On Monday night London switched out lights all along the Thames—with one amazing exception. Streaming up into the sky from Victoria Tower Gardens, 49 huge spotlights sent glowing white columns soaring into infinity. Spectra, an installation by Japanese artist Ryoji Ikeda, is visible from all over London. But the main experience is close up—so I headed towards the adjacent House of Lords.
Spectra is supported by Artangel, known for its strong track record of exciting events. The work launched to mark the centenary of the First World War.
Approaching along the Thames, I first spotted it rocketing out Tate Modern’s chimney.
Then as I went upstream it appeared behind the National Theatre.

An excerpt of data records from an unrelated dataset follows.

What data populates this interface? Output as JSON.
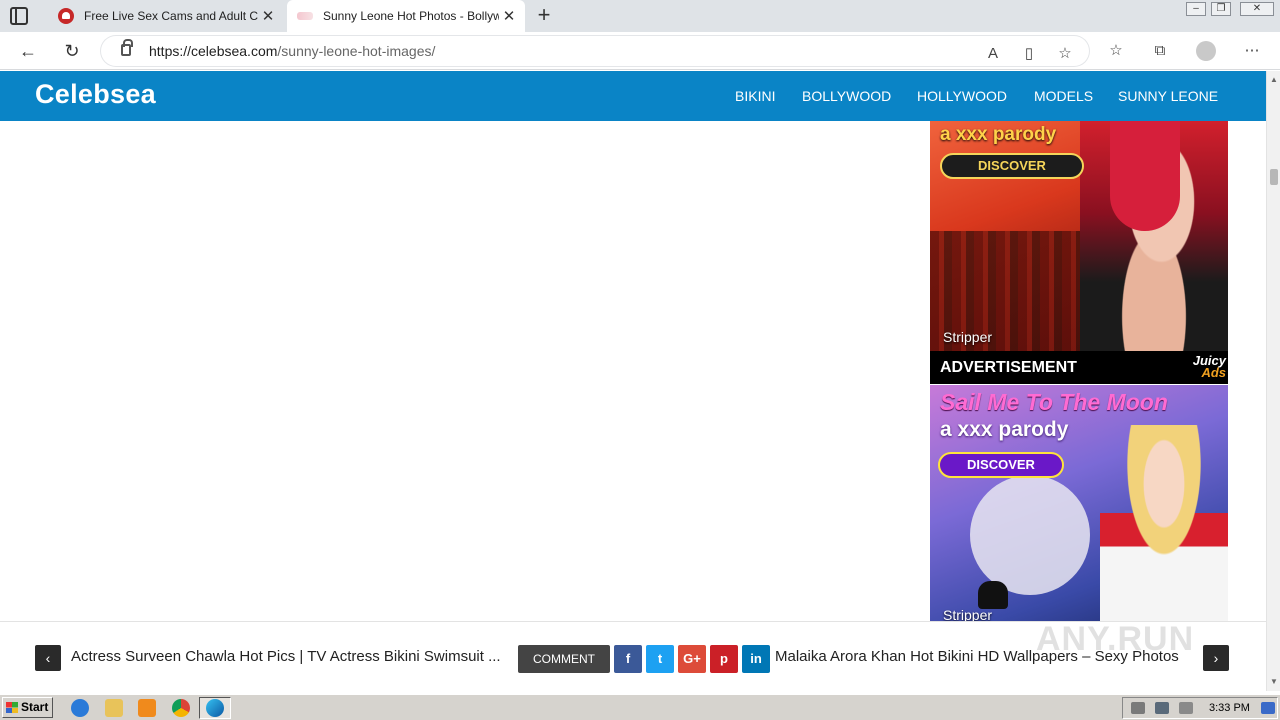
{
  "browser": {
    "tabs": [
      {
        "title": "Free Live Sex Cams and Adult Ch",
        "close": "✕"
      },
      {
        "title": "Sunny Leone Hot Photos - Bollyw",
        "close": "✕"
      }
    ],
    "new_tab": "+",
    "url_host": "https://celebsea.com",
    "url_path": "/sunny-leone-hot-images/",
    "nav": {
      "back": "←",
      "refresh": "↻"
    },
    "window_controls": {
      "minimize": "–",
      "restore": "❐",
      "close": "✕"
    }
  },
  "site": {
    "logo": "Celebsea",
    "nav": [
      "BIKINI",
      "BOLLYWOOD",
      "HOLLYWOOD",
      "MODELS",
      "SUNNY LEONE"
    ]
  },
  "ads": {
    "ad1": {
      "headline": "a xxx parody",
      "button": "DISCOVER",
      "caption": "Stripper"
    },
    "strip": {
      "label": "ADVERTISEMENT",
      "brand_top": "Juicy",
      "brand_bottom": "Ads"
    },
    "ad2": {
      "headline1": "Sail Me To The Moon",
      "headline2": "a xxx parody",
      "button": "DISCOVER",
      "caption": "Stripper"
    }
  },
  "post_nav": {
    "prev_title": "Actress Surveen Chawla Hot Pics | TV Actress Bikini Swimsuit ...",
    "comment": "COMMENT",
    "share": [
      {
        "icon": "facebook-icon",
        "glyph": "f",
        "color": "#3b5998"
      },
      {
        "icon": "twitter-icon",
        "glyph": "t",
        "color": "#1da1f2"
      },
      {
        "icon": "google-plus-icon",
        "glyph": "G+",
        "color": "#dd4b39"
      },
      {
        "icon": "pinterest-icon",
        "glyph": "p",
        "color": "#cb2027"
      },
      {
        "icon": "linkedin-icon",
        "glyph": "in",
        "color": "#0077b5"
      }
    ],
    "next_title": "Malaika Arora Khan Hot Bikini HD Wallpapers – Sexy Photos",
    "prev_arrow": "‹",
    "next_arrow": "›"
  },
  "watermark": "ANY.RUN",
  "taskbar": {
    "start": "Start",
    "time": "3:33 PM"
  },
  "colors": {
    "header": "#0a84c6",
    "tabbar": "#dfe3e7"
  }
}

The Southbank complex was glimmering blood red and scrolling on its illuminated sign Sir Edward Grey’s poignant words “The lamps are going out all over Europe, we shall not see them lit again in our lifetime”. Further on, spectra rose above the London Eye, three orange lights burning at its top, like a candle flame.

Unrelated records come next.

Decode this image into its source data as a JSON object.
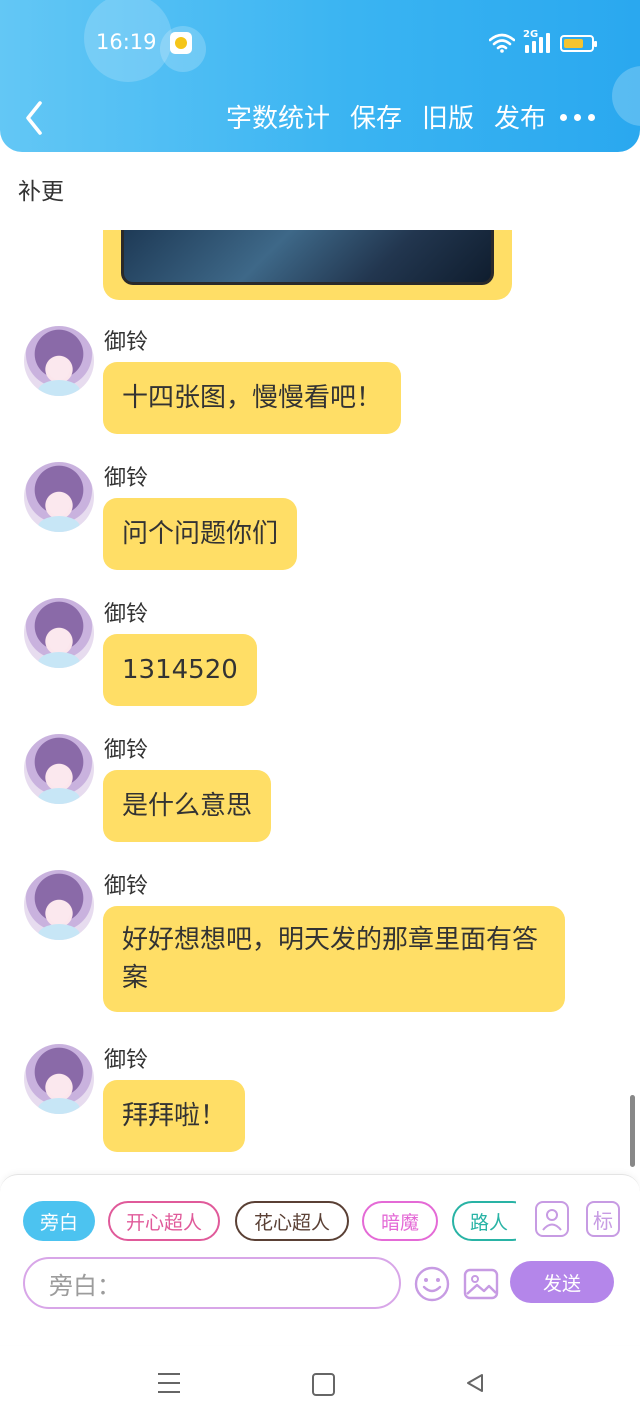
{
  "status_bar": {
    "time": "16:19",
    "network": "2G"
  },
  "header": {
    "actions": [
      "字数统计",
      "保存",
      "旧版",
      "发布"
    ]
  },
  "chapter": {
    "title": "补更"
  },
  "messages": [
    {
      "name": "御铃",
      "text": "十四张图，慢慢看吧！"
    },
    {
      "name": "御铃",
      "text": "问个问题你们"
    },
    {
      "name": "御铃",
      "text": "1314520"
    },
    {
      "name": "御铃",
      "text": "是什么意思"
    },
    {
      "name": "御铃",
      "text": "好好想想吧，明天发的那章里面有答案"
    },
    {
      "name": "御铃",
      "text": "拜拜啦！"
    }
  ],
  "panel": {
    "roles": [
      "旁白",
      "开心超人",
      "花心超人",
      "暗魔",
      "路人"
    ],
    "mark_label": "标",
    "input_placeholder": "旁白：",
    "send_label": "发送"
  },
  "colors": {
    "header_blue": "#3ab4f2",
    "bubble_yellow": "#ffde66",
    "send_purple": "#b486ea"
  }
}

Between 10 and 11pm the whole city switched off lights to remember the start of the First World War. The Houses of Parliament were barely discernible in the dark, apart from the clock face in Big Ben’s Elizabeth Tower, floating like a moon. Now I was close enough to see dazzling specks of light flitting through spectra’s beams: birds and insects which, like me, were being drawn in. A helicopter flew straight through, its rotating blades turned into a whirling silver plate.
Entering Victoria Tower Gardens I roamed among the giant lights. Strange sounds—pings and hisses—emerged from speakers to add to the other-worldliness. Moths and butterflies hit the lights, sizzled and died. Just like all those young men who eagerly signed up to go and fight in the trenches a hundred years ago.
Spectra continues every night until sunrise on Monday 11 August.